Given the paceman’s longstanding injury problems, mostly attributed to his left ankle, alarm bells were immediately raised, but it is understood Wood’s condition felt much improved yesterday and there was cautious optimism in the England camp that specialists would clear him to proceed to the tournament.

In light of the incident, and with several other players nursing ailments or discomforts of varying degrees, England would probably rather be regrouping ahead of Thursday’s curtain-raiser against South Africa than facing Afghanistan at The Oval today.

Wood has no chance of playing, captain Eoin Morgan looks highly unlikely to do so as he nurses a minor fracture in his left index finger and Adil Rashid is back bowling in practice but may not be risked.

Liam Dawson is another who might sit out after suffering a gash in his right ring finger while fielding against Australia, and there is always a careful eye on Chris Woakes’ workload given his chronic knee condition.
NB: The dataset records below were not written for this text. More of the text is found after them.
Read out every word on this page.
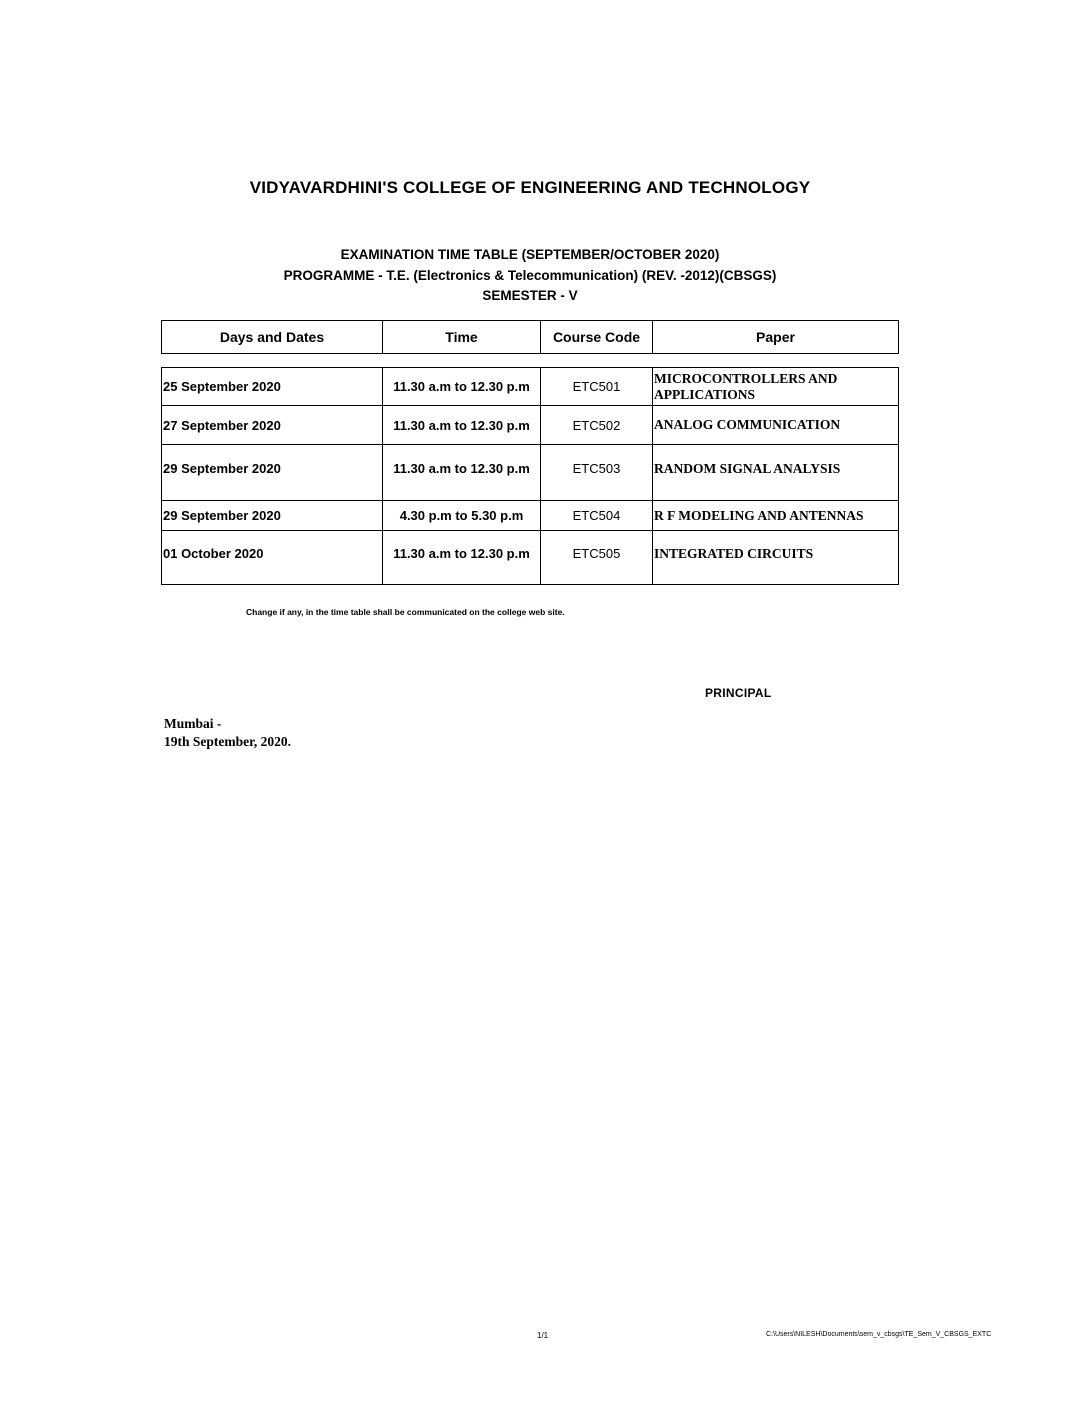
VIDYAVARDHINI'S COLLEGE OF ENGINEERING AND TECHNOLOGY
EXAMINATION TIME TABLE (SEPTEMBER/OCTOBER 2020)
PROGRAMME - T.E. (Electronics & Telecommunication) (REV. -2012)(CBSGS)
SEMESTER - V
Days and Dates	Time	Course Code	Paper
25 September 2020	11.30 a.m to 12.30 p.m	ETC501	MICROCONTROLLERS AND APPLICATIONS
27 September 2020	11.30 a.m to 12.30 p.m	ETC502	ANALOG COMMUNICATION
29 September 2020	11.30 a.m to 12.30 p.m	ETC503	RANDOM SIGNAL ANALYSIS
29 September 2020	4.30 p.m to 5.30 p.m	ETC504	R F MODELING AND ANTENNAS
01 October 2020	11.30 a.m to 12.30 p.m	ETC505	INTEGRATED CIRCUITS
Change if any, in the time table shall be communicated on the college web site.
PRINCIPAL
Mumbai -
19th September, 2020.
1/1	C:\Users\NILESH\Documents\sem_v_cbsgs\TE_Sem_V_CBSGS_EXTC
Jonny Bairstow is one of those who can count on being involved but admitted the squad is ready for the real thing now.

Speaking at the Ruth Strauss Foundation Family Mile in Westminster, which the England squad took part in to honour the late wife of Andrew Strauss, Bairstow said: “We are ready to go. We want the World Cup to start as soon as possible. The guys are ready.

“[Warm-ups] are just part and parcel of the tournament, that is the scheduling. Hopefully we can just get through without any more injuries. You have just got to get as much out of it as you can.”

Jos Buttler, set to deputise for Morgan as captain once again, shared similar sentiments.

“Everyone is champing at the bit to get started. We were probably ready for the tournament to start yesterday.”

The 12-run loss to Australia ended an unbeaten start to the summer for the England side, taking in a one-day international against Ireland and six games versus Pakistan.

The fact that the match did not carry competitive status means it does not go on the official win-loss record and Bairstow was happy to downplay its significance.

“It felt like a friendly,” he said. “The intensity was there but naturally there was a slight drop. We had people missing, they had people missing, you can’t look at it as a defeat with 12 playing and 11 batting.”

Bairstow may need another dose of painkillers to get through another 100 overs – he took some on Saturday for “GBS: general boy soreness” – but for now those with nothing more worrying than bumps and bruises are thinking of Wood.

“We haven’t heard anything yet but I spoke to him. We’ll wait and see what the scans say,” he added.

Meanwhile, South Africa’s World Cup warm-up match against the West Indies in 
Bristol yesterday was abandoned due to rain.

Hashim Amla (51 not out) and fellow opener Quinton De Kock (31 not out) had taken South Africa’s score to 95 without loss when the game was called off in the 13th over.

South Africa meet England at The Oval in Thursday’s opening World Cup match, while the West Indies start their tournament against Pakistan at Trent Bridge on Friday.

Pakistan’s warm-up match against Bangladesh in Cardiff was called off without a ball being bowled due to heavy rain.

Bangladesh’s first World Cup match is on 2 June when they take on South Africa at The Oval.